Rogers, a certified public accountant who lives in Tigard, is one of Oregon’s longest-serving commissioners, with more than three decades in office.

Claybrooks’ challenge comes after a Hillsboro residents started collecting signatures for a ballot initiative that would impose term limits on county commissioners. That petition has two years to collect the necessary signatures.

She earned a master’s degree in health administration in 2008 from the University of Portland.

From 2009 to 2010 she was a medical assisting instructor at Carrington College, a for-profit network of 18 campuses, including one in Portland. The college specializes in health professions.

She is a member of the state Medicaid Advisory Committee.

Though she is interested in public health, Claybrooks said her goal in public office is to make all government programs work better for those who depend on those services.
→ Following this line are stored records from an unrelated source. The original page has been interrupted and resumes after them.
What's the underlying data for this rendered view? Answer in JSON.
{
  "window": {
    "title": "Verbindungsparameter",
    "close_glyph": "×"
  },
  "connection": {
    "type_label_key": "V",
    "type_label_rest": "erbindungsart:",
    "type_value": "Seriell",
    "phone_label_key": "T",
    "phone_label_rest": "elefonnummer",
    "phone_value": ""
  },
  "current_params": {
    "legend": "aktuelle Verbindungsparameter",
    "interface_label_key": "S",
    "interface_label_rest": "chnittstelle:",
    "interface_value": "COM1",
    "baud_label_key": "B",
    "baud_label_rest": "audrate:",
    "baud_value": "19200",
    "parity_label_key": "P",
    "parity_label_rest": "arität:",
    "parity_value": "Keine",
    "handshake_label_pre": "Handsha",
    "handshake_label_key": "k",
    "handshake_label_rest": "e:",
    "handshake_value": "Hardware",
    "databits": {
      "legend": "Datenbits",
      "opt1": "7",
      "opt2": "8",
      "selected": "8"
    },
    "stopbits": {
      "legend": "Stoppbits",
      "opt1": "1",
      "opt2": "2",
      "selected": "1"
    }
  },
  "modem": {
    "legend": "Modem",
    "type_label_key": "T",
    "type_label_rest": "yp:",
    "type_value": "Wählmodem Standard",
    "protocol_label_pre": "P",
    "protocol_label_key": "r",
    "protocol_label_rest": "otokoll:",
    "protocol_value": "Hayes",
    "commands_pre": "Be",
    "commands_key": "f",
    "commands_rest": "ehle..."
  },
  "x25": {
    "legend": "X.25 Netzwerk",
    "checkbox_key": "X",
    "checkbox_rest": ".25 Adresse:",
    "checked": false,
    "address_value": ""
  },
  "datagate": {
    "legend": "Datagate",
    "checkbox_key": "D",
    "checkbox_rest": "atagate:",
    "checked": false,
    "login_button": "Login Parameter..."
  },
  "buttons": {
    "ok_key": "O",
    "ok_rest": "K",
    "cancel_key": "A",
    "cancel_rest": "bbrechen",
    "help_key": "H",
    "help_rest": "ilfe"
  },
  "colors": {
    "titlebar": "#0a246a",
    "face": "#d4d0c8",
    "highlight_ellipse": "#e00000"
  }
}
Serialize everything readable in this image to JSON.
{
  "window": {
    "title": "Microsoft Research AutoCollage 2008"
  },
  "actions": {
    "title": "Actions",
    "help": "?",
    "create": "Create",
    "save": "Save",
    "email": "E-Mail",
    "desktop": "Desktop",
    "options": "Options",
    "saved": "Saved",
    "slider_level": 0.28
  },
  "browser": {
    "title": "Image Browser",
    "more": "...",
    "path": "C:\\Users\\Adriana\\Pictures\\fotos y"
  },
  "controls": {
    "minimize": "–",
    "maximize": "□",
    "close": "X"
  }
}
“I am motivated by seeing a lot of broken pieces of our system that are not working for the common good of people the system was intended for,” she said. “I believe I can make a difference.”

Claybrooks is the first challenger to two open seats on the commission. Commissioner Dick Schouten, in District 1, is also up for re-election and is currently running unopposed.

Candidates have until March 8 to file for the May 17 election.